In the quickly changing landscape that is bitcoin trading, it is wise to keep a close on eye on as many indicators pointing to future bitcoin prices as possible. Some of these indicators provide us with hints and clues while others seem to give a lot more than that. Currently, it seems that looking at the price of the Yuan against the dollar is one of the latter – that is, if past price action repeats itself.
On several occasions, Bitcoin has surged at the same times the Yuan has lost value. And, while there is still reason to question a direct link between the relative strength of the Yuan and Bitcoin, there is also plenty of reason to keep on eye on the Yuan’s devaluation, just in case the correlation between the two is, in fact, an indicator of higher prices for Bitcoin.
Earlier this week, the Yuan suffered a slip in value that has devalued the Chinese currency by nearly 1.5% since the beginning of the month, and more than double that figure since the beginning of the year. The Yuan is now trading at 8-month lows while Bitcoin seems to be gaining traction.
China’s currency losing value may have something to do with recent turbulence with the US and its threats to sanction the country in response to its recent moves to restrict life in Hong Kong, as similar political moves in the past have had a similar effect on the Yuan’s strength.
Previous Correlation Between Bitcoin and Yuan
Historically, we have seen the relationship between a weakened Yuan and stronger Bitcoin on three distinct occasions: in 2015, 2016, and then again in 2019.
In 2015 and 2016, the price correlation was very close, with charts appearing almost identical between the two. In 2015, China’s currency fell by more than 5% throughout the course of the year while BTC soared to levels above the 30% mark. Similarly, in 2016 when the Yuan lost more than 7% of its value against the USD, the world witnessed Bitcoin prices increasing to nearly 125%.
The relationship between the Yuan and BTC is interesting but whether one has a direct effect on the other remains to be seen.
One working theory suggests that as China’s currency slips, many Chinese nationals move their assets into Bitcoin as a way to protect their investments. It is an idea that many are increasingly convinced of, especially seeing as how the timing between the price action for the two assets are so closely linked to one another.
If the coming months prove to play out as many are expecting – with the Yuan slipping to new lows while Bitcoin’s value increases, the link between the two would become even more cemented into the minds of many analysts.
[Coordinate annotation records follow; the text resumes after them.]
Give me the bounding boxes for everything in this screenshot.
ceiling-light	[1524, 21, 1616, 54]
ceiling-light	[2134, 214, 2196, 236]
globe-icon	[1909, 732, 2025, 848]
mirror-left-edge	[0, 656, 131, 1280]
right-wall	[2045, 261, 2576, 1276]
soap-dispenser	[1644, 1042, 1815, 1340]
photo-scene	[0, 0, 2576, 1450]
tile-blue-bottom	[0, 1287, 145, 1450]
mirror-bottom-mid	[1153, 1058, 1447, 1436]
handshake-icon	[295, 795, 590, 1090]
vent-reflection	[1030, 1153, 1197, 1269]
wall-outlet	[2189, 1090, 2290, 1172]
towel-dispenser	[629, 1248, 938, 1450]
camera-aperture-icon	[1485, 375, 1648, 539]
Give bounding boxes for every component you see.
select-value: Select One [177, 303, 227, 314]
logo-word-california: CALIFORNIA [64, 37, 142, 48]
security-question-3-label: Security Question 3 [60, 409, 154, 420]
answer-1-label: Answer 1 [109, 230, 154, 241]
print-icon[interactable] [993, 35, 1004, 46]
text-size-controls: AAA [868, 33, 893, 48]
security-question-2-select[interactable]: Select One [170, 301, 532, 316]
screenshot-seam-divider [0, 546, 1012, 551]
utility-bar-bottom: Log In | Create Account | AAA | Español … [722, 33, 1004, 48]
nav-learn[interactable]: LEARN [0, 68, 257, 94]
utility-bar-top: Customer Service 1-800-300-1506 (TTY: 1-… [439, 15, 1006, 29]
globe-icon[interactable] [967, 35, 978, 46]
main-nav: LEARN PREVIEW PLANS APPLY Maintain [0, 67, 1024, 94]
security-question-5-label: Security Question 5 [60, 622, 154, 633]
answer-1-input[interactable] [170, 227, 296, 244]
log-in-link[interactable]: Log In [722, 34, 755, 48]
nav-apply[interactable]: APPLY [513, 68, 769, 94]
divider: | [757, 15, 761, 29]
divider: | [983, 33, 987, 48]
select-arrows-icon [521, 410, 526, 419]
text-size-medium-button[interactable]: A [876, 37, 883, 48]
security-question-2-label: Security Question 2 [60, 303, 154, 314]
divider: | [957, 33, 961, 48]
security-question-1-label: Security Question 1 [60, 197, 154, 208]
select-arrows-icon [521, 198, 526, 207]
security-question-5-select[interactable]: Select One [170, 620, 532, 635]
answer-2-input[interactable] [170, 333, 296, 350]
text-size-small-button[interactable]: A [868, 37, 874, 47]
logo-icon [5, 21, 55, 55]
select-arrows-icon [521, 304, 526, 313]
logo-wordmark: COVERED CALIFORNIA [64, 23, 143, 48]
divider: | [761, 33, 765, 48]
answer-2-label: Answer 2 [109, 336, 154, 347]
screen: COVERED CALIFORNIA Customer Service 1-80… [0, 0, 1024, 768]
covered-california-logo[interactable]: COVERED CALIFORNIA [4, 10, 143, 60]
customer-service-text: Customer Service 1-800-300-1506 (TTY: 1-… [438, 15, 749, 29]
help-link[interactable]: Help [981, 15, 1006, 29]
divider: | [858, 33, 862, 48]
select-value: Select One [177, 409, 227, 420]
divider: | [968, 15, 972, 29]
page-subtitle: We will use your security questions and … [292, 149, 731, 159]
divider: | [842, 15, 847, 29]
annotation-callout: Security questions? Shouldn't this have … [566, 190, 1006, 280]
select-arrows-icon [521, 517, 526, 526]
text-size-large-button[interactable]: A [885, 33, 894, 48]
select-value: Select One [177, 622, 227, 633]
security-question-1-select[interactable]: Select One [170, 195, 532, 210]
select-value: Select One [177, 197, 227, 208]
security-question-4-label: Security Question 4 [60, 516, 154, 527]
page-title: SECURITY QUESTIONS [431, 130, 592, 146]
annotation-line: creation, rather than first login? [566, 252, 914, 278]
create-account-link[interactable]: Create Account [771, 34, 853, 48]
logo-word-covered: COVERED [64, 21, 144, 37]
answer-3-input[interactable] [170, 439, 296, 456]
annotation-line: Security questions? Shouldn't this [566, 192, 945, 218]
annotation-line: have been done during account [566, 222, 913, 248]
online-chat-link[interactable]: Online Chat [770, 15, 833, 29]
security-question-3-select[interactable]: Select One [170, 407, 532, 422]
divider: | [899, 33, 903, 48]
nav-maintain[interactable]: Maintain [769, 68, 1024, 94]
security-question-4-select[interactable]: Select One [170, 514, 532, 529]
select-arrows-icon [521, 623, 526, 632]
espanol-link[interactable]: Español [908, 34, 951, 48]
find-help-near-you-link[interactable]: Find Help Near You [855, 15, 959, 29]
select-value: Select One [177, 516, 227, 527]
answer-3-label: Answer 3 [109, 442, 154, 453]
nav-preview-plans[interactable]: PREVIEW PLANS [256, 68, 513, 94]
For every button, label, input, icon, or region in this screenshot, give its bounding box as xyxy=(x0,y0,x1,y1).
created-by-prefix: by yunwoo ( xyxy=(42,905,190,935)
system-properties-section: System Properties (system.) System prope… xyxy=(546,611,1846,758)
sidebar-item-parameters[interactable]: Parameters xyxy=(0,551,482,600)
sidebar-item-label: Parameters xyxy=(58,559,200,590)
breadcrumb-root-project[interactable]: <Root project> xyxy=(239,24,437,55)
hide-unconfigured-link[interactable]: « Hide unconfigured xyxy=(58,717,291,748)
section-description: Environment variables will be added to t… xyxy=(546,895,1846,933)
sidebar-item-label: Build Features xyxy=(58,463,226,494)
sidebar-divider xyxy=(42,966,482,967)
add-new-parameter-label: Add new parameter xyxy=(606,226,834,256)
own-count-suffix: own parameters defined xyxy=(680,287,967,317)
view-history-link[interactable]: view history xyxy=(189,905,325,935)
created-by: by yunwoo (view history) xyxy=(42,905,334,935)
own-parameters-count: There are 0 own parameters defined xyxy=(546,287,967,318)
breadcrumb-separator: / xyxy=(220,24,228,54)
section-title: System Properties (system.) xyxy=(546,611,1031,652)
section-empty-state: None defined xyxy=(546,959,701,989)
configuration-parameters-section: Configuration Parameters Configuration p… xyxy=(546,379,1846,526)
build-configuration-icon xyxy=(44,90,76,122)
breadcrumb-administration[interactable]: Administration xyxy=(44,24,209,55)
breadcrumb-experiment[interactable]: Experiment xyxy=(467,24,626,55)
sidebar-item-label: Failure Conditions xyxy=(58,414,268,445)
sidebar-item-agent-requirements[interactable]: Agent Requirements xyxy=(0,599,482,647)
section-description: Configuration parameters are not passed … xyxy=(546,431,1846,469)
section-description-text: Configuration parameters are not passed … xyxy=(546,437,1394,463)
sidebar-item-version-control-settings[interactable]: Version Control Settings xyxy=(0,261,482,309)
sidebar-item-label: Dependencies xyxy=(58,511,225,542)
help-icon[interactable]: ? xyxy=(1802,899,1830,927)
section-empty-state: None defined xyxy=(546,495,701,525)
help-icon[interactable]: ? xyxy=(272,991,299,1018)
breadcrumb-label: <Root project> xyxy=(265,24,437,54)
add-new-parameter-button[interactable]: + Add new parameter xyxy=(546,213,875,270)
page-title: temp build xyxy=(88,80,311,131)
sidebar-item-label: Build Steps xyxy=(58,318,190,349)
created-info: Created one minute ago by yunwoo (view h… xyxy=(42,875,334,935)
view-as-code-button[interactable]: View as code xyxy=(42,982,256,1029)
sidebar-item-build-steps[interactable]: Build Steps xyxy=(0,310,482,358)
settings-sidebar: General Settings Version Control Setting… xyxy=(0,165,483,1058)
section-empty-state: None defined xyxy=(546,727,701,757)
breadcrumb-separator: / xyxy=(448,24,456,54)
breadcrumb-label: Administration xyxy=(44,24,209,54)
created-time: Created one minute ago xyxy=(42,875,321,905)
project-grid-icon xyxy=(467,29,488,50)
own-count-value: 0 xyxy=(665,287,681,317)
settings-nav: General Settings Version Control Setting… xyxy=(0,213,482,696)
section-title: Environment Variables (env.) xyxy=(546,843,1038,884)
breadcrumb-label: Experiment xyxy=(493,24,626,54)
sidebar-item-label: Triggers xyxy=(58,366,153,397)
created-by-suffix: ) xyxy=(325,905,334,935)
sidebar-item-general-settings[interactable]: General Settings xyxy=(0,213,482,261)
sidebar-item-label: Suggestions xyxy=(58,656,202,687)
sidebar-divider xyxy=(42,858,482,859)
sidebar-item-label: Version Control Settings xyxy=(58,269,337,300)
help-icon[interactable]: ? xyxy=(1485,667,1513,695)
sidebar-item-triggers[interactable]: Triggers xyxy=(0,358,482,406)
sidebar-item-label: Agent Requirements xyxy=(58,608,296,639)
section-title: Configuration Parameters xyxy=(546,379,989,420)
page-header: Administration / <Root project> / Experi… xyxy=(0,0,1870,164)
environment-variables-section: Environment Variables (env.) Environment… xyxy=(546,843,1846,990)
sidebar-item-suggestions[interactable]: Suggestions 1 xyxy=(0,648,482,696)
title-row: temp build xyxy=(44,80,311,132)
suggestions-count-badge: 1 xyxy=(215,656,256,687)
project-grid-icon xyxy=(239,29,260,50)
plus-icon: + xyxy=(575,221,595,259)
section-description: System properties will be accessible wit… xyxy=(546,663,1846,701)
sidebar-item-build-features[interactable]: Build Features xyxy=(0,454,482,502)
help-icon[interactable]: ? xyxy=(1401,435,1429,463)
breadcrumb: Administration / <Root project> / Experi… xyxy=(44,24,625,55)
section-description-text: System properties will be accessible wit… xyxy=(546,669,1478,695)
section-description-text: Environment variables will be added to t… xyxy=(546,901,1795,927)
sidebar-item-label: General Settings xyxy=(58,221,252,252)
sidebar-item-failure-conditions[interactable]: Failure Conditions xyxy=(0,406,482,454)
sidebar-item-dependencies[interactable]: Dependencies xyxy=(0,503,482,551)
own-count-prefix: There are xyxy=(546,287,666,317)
All with all things related to Bitcoin, the possible connection between the Chinese Yuan and BTC prices is interesting but should be considered in correlation with other indicators as well. While there may indeed be a connection to speak of, we also have to look at other factors driving Bitcoin prices, such as growing institutional involvement in the cryptocurrency, and exploding derivatives market, and an expected increase in value as a result of the effects of the recent halving event. This possible indicator between China’s currency and Bitcoin is yet another box to take when cross-referencing data related to Bitcoin price speculation.